#5SmartReads - July 5, 2022

Hitha on the United States of America's past, present, and future

Many people like to opine on what the Founding Fathers would think the news cycle today.

Well, we had one vehemently pro-choice founding father (and my personal favorite). Benjamin Franklin was so supportive of abortion that he included instructions for abortions in one of his books.

"[The book] starts to prescribe basically all of the best-known herbal abortifacients and contraceptives that were circulating at the time," Farrell said. "It's just sort of a greatest hits of what 18th-century herbalists would have given a woman who wanted to end a pregnancy early."

"It's very explicit, very detailed, [and] also very accurate for the time in terms of what was known ... for how to end a pregnancy pretty early on."

History, in this case, is on the side of choice.

How many times have you sung ‘The Star-Spangled Banner’ with no thought about the lyrics, or the man who wrote them?

This read may change all that.

I highly encourage reading through the Twitter thread first, which references this article. It’s an important history lesson of the War of 1812, the role Francis Scott Key played in it and how the war inspired the song, and why the song took so long to become our national anthem.

James Williams does a better job of breaking it all down than I ever could, so give this a read.

Are you familiar with the independent state legislature concept? If not - let’s get familiar, because our next election could very well be decided by it and not the voters.

Essentially, it acts as a separate legislature purely for the sake of federal elections, unencumbered by the elected legislature and state judiciary. And yes, it sounds just as bad as it sounds.
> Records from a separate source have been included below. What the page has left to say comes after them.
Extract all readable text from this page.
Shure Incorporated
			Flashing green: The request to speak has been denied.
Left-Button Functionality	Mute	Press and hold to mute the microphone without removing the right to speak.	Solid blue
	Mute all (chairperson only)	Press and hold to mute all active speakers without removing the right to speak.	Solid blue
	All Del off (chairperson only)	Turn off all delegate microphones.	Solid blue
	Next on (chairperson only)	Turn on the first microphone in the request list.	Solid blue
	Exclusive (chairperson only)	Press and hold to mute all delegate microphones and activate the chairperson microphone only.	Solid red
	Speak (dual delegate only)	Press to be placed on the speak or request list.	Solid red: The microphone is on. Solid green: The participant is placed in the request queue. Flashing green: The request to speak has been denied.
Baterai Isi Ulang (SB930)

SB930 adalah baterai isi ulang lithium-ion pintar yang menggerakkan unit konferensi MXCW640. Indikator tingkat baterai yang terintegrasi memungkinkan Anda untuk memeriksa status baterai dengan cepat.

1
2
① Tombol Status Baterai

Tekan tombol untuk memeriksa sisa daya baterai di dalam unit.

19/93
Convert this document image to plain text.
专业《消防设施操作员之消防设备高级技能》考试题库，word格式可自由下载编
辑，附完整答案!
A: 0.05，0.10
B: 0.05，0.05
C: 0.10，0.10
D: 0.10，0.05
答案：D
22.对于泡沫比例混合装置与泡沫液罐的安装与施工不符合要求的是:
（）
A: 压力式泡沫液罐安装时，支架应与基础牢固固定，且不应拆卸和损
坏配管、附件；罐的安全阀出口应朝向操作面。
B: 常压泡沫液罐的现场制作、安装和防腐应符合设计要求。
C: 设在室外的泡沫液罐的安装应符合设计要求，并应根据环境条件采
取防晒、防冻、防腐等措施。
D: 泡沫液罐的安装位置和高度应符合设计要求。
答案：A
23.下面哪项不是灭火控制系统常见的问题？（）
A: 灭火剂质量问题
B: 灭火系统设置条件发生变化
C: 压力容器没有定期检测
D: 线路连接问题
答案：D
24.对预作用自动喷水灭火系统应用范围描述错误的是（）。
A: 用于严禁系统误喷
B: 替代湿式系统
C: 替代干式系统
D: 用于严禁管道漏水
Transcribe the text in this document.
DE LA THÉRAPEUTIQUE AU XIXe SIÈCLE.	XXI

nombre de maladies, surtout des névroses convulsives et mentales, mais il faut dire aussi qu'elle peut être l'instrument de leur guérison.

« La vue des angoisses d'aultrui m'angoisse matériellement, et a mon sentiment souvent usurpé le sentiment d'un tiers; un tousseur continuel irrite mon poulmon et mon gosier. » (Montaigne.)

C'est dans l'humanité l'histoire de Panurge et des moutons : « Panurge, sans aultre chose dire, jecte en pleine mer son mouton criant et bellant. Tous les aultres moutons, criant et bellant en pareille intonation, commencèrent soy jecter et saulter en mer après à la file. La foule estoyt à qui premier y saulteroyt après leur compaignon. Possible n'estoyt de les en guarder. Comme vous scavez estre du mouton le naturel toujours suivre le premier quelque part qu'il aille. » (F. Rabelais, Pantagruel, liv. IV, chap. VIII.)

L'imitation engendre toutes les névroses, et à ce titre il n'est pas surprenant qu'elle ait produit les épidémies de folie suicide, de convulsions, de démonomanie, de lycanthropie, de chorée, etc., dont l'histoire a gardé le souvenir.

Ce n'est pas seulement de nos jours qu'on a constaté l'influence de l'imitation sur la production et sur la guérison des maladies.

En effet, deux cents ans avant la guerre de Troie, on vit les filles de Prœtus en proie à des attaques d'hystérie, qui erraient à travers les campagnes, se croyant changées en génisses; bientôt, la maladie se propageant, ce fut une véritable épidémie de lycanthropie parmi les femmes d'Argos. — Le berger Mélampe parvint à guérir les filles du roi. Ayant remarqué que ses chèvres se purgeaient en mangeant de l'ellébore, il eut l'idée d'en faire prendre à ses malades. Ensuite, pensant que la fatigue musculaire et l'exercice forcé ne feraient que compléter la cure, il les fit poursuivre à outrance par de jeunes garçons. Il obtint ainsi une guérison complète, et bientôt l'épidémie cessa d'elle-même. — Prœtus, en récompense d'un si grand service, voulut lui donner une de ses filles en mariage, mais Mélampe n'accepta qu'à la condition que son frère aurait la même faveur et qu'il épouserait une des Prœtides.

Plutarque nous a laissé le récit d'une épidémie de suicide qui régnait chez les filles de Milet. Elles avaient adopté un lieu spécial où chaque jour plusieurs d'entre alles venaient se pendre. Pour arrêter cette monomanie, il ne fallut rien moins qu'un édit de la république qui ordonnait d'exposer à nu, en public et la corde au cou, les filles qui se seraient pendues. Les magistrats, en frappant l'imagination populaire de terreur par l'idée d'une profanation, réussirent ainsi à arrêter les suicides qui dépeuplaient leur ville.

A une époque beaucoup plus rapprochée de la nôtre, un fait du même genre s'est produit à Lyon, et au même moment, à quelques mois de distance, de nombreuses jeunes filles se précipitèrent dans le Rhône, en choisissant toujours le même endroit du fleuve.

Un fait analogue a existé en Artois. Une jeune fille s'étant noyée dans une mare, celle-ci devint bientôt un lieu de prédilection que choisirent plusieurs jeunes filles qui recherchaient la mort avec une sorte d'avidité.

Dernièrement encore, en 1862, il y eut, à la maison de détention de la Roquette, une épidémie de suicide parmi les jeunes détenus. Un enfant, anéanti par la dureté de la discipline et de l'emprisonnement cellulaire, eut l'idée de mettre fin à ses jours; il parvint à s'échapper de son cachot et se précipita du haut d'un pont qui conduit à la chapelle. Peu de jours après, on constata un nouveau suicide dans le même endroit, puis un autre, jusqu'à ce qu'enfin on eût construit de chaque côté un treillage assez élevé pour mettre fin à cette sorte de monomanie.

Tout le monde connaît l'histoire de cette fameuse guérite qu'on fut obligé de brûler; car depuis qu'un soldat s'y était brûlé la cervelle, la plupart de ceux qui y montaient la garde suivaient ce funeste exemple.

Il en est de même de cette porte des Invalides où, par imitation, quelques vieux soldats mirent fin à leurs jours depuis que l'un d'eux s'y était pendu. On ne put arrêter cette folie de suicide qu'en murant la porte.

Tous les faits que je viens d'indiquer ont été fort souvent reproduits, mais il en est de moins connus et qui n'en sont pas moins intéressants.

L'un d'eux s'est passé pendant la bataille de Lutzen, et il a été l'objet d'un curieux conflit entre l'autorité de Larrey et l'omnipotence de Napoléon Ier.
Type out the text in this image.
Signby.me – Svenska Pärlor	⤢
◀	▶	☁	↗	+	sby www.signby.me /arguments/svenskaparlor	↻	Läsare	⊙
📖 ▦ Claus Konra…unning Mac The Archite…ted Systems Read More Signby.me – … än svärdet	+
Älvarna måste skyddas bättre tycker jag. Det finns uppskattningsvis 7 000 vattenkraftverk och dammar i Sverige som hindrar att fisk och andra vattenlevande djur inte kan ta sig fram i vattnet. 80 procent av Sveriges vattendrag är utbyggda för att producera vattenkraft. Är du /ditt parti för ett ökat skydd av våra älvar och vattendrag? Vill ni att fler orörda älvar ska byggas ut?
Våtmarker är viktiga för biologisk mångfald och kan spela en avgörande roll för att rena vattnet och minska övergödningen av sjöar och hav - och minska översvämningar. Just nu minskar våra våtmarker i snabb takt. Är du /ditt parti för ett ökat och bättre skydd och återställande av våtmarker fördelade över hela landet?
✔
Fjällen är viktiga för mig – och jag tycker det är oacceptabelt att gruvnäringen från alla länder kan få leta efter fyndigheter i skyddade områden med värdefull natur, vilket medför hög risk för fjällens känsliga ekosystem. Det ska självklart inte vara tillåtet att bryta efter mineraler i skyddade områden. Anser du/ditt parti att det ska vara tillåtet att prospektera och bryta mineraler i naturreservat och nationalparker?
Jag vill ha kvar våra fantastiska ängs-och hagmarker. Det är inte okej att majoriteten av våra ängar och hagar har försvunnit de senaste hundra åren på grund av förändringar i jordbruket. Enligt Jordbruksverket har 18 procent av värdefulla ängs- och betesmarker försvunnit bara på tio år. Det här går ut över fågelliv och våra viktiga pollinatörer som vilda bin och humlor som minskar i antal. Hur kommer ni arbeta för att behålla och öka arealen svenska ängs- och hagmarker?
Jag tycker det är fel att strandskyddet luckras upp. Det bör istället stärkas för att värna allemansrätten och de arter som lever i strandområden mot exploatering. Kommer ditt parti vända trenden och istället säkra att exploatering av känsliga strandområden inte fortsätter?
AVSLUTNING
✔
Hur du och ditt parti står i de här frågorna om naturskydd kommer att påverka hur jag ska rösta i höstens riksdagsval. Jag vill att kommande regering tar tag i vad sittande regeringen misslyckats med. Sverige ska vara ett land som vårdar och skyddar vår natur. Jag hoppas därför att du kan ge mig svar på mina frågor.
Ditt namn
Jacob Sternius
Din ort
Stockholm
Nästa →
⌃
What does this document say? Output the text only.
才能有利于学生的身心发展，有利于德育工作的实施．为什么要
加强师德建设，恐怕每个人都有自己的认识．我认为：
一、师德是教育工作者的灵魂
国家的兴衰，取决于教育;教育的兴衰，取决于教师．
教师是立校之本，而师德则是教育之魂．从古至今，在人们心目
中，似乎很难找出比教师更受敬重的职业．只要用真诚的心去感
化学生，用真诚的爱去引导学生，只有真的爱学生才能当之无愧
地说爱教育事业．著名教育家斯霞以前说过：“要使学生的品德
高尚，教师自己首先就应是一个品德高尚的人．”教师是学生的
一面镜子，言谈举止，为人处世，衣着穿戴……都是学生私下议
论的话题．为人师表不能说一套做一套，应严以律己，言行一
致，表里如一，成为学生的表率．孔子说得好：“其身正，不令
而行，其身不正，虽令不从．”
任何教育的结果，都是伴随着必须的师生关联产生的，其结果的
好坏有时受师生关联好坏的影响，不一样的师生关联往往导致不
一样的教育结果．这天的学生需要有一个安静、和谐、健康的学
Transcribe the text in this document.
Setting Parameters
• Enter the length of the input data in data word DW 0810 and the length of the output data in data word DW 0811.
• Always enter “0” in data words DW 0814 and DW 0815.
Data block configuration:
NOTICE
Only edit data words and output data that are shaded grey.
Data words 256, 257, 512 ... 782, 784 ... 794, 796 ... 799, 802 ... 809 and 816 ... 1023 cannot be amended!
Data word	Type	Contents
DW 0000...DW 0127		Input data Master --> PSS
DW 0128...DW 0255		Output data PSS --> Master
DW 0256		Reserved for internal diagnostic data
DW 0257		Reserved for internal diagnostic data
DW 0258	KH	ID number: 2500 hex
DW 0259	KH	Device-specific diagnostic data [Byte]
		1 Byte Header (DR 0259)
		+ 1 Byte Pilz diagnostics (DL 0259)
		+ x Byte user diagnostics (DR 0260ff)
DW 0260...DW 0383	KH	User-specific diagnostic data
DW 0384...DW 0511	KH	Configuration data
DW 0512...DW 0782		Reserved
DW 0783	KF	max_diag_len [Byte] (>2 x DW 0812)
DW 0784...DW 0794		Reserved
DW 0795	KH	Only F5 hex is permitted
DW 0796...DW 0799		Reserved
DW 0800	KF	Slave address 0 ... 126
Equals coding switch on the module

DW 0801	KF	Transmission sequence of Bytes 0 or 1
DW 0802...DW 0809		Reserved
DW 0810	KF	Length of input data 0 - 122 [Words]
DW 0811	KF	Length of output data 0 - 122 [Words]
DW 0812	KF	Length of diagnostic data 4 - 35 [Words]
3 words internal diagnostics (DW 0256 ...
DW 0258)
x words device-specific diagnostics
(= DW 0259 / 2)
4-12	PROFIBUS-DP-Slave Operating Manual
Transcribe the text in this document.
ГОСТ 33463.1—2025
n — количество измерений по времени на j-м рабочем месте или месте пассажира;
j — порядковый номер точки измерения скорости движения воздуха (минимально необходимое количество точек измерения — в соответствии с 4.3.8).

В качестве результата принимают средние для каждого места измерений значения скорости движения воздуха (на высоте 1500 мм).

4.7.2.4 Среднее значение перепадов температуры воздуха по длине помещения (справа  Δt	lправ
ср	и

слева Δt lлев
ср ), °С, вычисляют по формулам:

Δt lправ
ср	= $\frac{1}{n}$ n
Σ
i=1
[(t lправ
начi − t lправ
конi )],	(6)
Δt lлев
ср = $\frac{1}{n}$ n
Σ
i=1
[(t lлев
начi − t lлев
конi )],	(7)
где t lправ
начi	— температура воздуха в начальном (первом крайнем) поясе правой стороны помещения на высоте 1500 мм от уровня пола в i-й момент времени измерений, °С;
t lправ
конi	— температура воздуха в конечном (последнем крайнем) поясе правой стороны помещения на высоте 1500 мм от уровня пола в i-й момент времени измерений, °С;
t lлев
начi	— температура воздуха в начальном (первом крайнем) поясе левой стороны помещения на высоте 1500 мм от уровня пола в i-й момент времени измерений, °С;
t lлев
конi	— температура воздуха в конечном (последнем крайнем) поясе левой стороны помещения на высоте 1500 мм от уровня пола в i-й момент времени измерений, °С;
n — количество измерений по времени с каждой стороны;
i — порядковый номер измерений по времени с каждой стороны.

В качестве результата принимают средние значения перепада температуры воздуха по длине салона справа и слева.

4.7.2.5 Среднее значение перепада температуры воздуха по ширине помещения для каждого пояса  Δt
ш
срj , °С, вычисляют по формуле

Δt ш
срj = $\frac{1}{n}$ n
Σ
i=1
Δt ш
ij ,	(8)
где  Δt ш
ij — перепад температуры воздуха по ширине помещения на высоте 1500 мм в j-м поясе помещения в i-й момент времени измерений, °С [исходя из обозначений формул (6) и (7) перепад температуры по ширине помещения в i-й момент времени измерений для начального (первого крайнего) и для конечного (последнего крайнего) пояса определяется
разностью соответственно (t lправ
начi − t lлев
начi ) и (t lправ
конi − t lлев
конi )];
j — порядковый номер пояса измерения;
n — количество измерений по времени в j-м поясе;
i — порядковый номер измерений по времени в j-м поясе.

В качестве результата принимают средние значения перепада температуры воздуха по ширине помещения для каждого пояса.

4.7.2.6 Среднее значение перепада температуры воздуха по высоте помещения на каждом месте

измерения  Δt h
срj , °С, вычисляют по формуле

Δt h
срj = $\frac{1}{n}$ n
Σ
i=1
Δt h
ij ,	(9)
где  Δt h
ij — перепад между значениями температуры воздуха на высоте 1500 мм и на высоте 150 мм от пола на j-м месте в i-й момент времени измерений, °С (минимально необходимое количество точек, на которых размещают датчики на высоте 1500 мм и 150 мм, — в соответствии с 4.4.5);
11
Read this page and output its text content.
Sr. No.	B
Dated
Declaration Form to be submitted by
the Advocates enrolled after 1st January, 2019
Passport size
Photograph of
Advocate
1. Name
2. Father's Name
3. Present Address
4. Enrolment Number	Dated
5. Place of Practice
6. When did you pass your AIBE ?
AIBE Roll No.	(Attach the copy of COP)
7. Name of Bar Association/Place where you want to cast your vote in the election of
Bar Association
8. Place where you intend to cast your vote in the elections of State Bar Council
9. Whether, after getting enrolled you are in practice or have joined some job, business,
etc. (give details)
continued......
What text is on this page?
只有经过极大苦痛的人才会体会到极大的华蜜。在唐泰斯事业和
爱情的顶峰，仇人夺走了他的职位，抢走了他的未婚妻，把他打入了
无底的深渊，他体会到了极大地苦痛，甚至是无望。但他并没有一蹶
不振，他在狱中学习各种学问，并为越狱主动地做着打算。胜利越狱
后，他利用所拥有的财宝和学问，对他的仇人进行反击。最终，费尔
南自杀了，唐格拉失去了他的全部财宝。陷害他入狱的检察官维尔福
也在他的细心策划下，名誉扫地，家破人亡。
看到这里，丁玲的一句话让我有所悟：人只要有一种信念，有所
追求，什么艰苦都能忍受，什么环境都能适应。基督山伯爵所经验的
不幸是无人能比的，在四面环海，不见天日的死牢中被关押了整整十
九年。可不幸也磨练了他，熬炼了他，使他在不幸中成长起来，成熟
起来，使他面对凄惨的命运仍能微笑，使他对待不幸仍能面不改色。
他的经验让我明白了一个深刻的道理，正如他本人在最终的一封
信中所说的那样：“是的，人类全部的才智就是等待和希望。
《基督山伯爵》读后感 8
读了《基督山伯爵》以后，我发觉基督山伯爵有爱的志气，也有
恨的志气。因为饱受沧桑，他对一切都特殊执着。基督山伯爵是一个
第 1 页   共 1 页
Thom Hartmann is very much painting the worst case scenario in this thread, but it’s one worth considering because I see it as our likely reality in the next presidential election. Which could make 2020 the last fair and free presidential election we see in our country’s history for some time.

That is, unless we act. And in order to act, we need to understand this theory and what’s at stake, and to advocate for our state and federal legislatures to act to protect our country.

Yes. Yes, they did. And yes, Senator Jim Abeler voted in favor of a bill he thought he was voting against.

"That doesn't legalize marijuana — we didn't just do that, did we?" Abeler asks, seconds after adopting the amendment to legalize the products. 

"Oh, are you kidding? Of course you have," committee co-chair Rep. Tina Liebling (DFL-Rochester) responds. "No, just kidding, just kidding — next, we'll do that next, okay?" 

If only this could be a winning legislative strategy for other key issues - reproductive rights, voting rights, gun control, etc. We’d be better off - and get in a good chuckle in the process.

This Fourth of July demands that we remember who we were and who we are, but also ask difficult questions about what kind of country we aspire to be. Do we trust ourselves enough to openly teach, discuss and debate the hard parts of American history with our children and future generations, or do we move toward an insularity defined by uncritical thinking that cheapens that very history?

Should we expand the right to vote or restrict access, rendering our country less democratic and a perpetual political tinderbox? Can we extend citizenship to all women by not only restoring Roe but safeguarding against other ongoing assaults on women's rights and dignity?

Is the story of January 6 an important chapter in the continuing saga of American democracy or will it be the nation's epitaph -- the beginning of an end that could have been avoided if we exhibited more faith in not only our founders but in each other?

At the heart of Independence Day commemorations have always been questions about who we are as Americans. The newly recognized Juneteenth holiday adds an important and unifying historical layer to this narrative; one that finally acknowledges slavery's crucial role in the creation and transformation of the American republic.

I appreciate the Fourth of July for the day off, the chance to gather with loved ones, to eat delicious food, and to watch the seminal Independence Day film (because Jeff Goldblum hacking into alien spaceships brings me great joy). I find it increasingly difficult to be patriotic or celebratory beyond that, and don’t have any words of my own to share about my mixed feelings.

So I’m sharing Peniel E. Joseph’s words instead.